Sunday, February 10, 2019

Anapana

I've signed up for another Vipassana course in June.  In the application process it became apparent that if I was going to continue with Goenka, I was going to have to make the decision to embrace this technique fully.

I haven't. Especially at the level of anapana, noticing the breath at the nostrils.  I'm a belly breather, and shifting to anapana hasn't been easy.  It's like I feel this massive electrical rod going straight down from my nose to my belly every time I try it.  I'm starting to realize that I'm afraid to make the permanent shift to such shallow breathing. Or even to experiment.

This weekend I devoted most of my practice to it, and tonight in group Vipassana, I had a revelation.  The the awareness I need for Vipassana, and for anapana to feel more intuitive,  is not in the sensation, it's in the equanimity that looks at the sensation. 
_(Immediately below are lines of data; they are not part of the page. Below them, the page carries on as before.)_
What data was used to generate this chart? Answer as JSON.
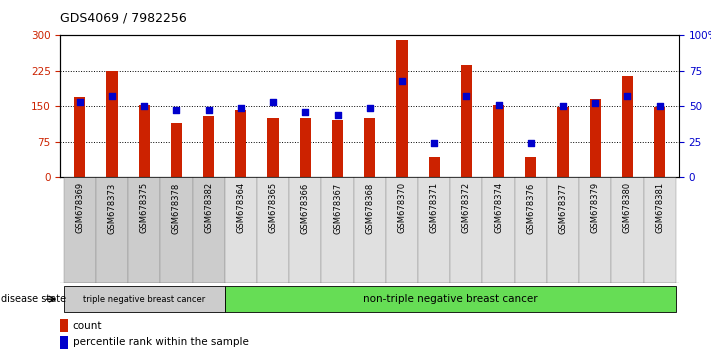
{
  "title": "GDS4069 / 7982256",
  "samples": [
    "GSM678369",
    "GSM678373",
    "GSM678375",
    "GSM678378",
    "GSM678382",
    "GSM678364",
    "GSM678365",
    "GSM678366",
    "GSM678367",
    "GSM678368",
    "GSM678370",
    "GSM678371",
    "GSM678372",
    "GSM678374",
    "GSM678376",
    "GSM678377",
    "GSM678379",
    "GSM678380",
    "GSM678381"
  ],
  "counts": [
    170,
    225,
    152,
    115,
    130,
    143,
    125,
    125,
    120,
    125,
    290,
    42,
    238,
    152,
    42,
    148,
    165,
    215,
    148
  ],
  "percentiles": [
    53,
    57,
    50,
    47,
    47,
    49,
    53,
    46,
    44,
    49,
    68,
    24,
    57,
    51,
    24,
    50,
    52,
    57,
    50
  ],
  "triple_negative_count": 5,
  "group1_label": "triple negative breast cancer",
  "group2_label": "non-triple negative breast cancer",
  "disease_state_label": "disease state",
  "ylim_left": [
    0,
    300
  ],
  "ylim_right": [
    0,
    100
  ],
  "yticks_left": [
    0,
    75,
    150,
    225,
    300
  ],
  "yticks_right": [
    0,
    25,
    50,
    75,
    100
  ],
  "bar_color": "#cc2200",
  "dot_color": "#0000cc",
  "bg_color": "#ffffff",
  "group1_bg": "#cccccc",
  "group2_bg": "#66dd55",
  "tick_label_color_left": "#cc2200",
  "tick_label_color_right": "#0000cc",
  "legend_count_label": "count",
  "legend_pct_label": "percentile rank within the sample",
  "bar_width": 0.35
}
I've been experimenting with non-duality, but trying to root my awareness in the sensation, because I didn't want to see the sensation as an object.  This new approach roots my awareness the equanimity with which I view sensation.  It's a subtle distinction, but an important one since equanimity is more stable than any sensation, which by definition is impermanent.

Walking home from meditation, everything felt right in the world for at least a few blocks. Once home, I still struggled with some of the work anxiety I've been feeling lately, but I started to feel a burgeoning confidence that whatever might happen, I had the emotional intelligence to deal with whatever comes up.


Sunday, February 3, 2019

Is joy made or given?

I've been feeling more joy in my practices this week.
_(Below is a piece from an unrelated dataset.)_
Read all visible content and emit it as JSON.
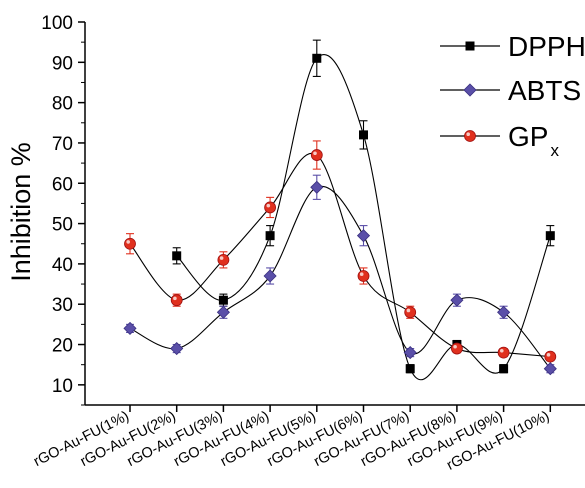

Not entirely sure why there's been a shift, but it seems to be easier to access and easier to sustain. What may make it a little easier is the shift I've made from seeing emotions, sensations, thoughts, and anything that arises as objects, to simply being in the awareness of whatever comes up.  I am moving towards a more intuitive feeling of non-duality.

In doing this joy becomes less of an object to be grasped, and more of a type of awareness to be experienced. It is a particular colour and feeling that wisdom takes on.

I see my sensations these days as a kind of x,y grid.  Calm and alert on the vertical y grid.  Pleasant and unpleasant running along the x grid.  Joy kind of runs along the pleasant side of x.  But not too pleasant that I have to worry about getting addicted to it. 

Buddhism believes that this joy is in everyone.  But what if it isn't.  What if it is just a construct like any other emotion.

Would it matter?

What matters I guess is whether there is a cost to spending too much time in joy.  Real joy, not manic over excitement or overly heightened expectation.  Is there a cost to resting in quiet the confidence that there is enough for myself and for everybody, that happiness is not only possible, but sustainable, and that joy can be the thread that binds us.   Is there an advantage to living in the sustained fantasy of deprivation and alienation, self hatred that we believe is natural?

Put this way it's so obvious, and yet we are pulled towards the bad dream again and again.